ル・コルビジェとは
ル・コルビジェとは
画家から出発し、建築家として活動をはじめた後も画家としての制作活動を続けていた。
歴史上の功績は、鉄筋コンクリートを利用し、装飾のない平滑な壁面処理、伝統から切り離された合理性を信条としたモダニズム建築の提唱者ということになる。ル・コルビュジエの思想は世界中に浸透したが、1920年代の近代主義建築の成立過程において建設技術の進歩にも支えられて、とくに造形上に果たした功績が大きい。彼の造形手法はモダニズムの一つの規範ともなり、世界に広がって1960年代に一つのピークを極めた(その反動から1980年代には装飾過多、伝統回帰的なポストモダン建築も主張された)。
西洋では組積造(石積み・レンガ積み)による建築が伝統的だったが、ル・コルビュジエはスラブ、柱、階段のみが建築の主要要素だとするドミノシステムを考案した[15]。

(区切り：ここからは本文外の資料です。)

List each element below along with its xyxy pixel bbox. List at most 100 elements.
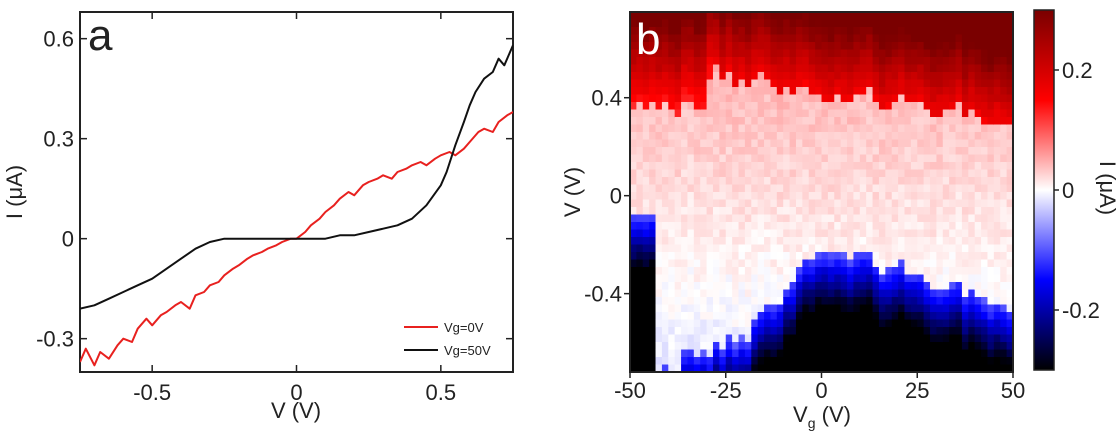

その後の代表作『サヴォア邸』は、ル・コルビュジエの主張する「新しい建築の5つの要点(ピロティ、屋上庭園、自由な平面、水平連続窓、自由なファサード)」(近代建築の五原則)を体現している。クック邸が5つの要点を体現した最初の作品であり、サヴォア邸でより完成度の高い実例を示した。
都市計画の分野でもパリ改造計画案を発表したほか、CIAM 第4回会議でル・コルビュジエらが提案したアテネ憲章(1933年)は、公開空地など、以後の都市計画理論に多大な影響を与えた。後にはチャンディーガルなどで実践している。晩年のロンシャンの礼拝堂(ノートルダム・デュ・オー礼拝堂)は造形を特に強調し、それまで主張していたモダニズム建築を超えた作品として注目される。
生前ル・コルビュジエが構想し設立を認めさせていた彼の仕事の保管・管理機構は、ル・コルビュジエ財団として死後の1968年に設立され、彼の作品のひとつであるパリのジャンヌレ邸(ラ・ロシュ=ジャンヌレ邸の片方)に本拠を置いて彼の作品の管理や保護を行っている。
アジール・フロッタンとは
1929年12月にリノベーションが完了したル・コルビュジエ設計の難民避難船「アジール・フロッタン」は、救世軍の依頼により第一次世界大戦の影響でパリ市内に多くいた戦争難民を収容するために生み出されました。その後、世界恐慌や第二時世界大戦による難民を多く受け入れ、子供たちの夏のイベントなどにも活用されてきましたが、1990年ごろにはその使命を終えていました。
2006年には救世軍から船を譲り受けた有志により、後世に残すための修復が始まり、2008年には、修復に協力していた日本人建築家遠藤秀平により修復工事のためのシェルターがデザインされ、フェスティバルドートンヌにおいて発表されました。その後は、経済不況もあり近年まで細々と修復工事が進められ、2015年に歴史的コンクリート構造物として文化財指定を受けました。2017年には内部の整理も進み、日本人建築展を行う企画が進められてきましたが、2018年2月のセーヌ川増水により水面下に消えてしまいました。
アジール・フロッタンを復活させるため多方面にわたる各関係機関と協議を行い、2020年10月19日にようやく浮上させることができました。途上、協議の難航に加え黄色いベスト運動やコロナウイルス蔓延の影響などがあり、2年10ヶ月を要してしまいました。
今後は船体の調査を行い、それに基づきコンクリートなどの補修を行います。この調査はフランス文化局に登録されている文化財建築家により行われます。そして補修工事が終了した後、コルビュジエのオリジナルデザインに復元する工事を行う予定です。
これらの工事が無事完了したのち、コルビュジエが完成予想パースに描いていた通り、セーヌ川の岸から10mほど離れた位置に移動、日本のアロイ社から寄贈された桟橋(現在はパリ近郊で保管)を設置し、公開スタートとなります。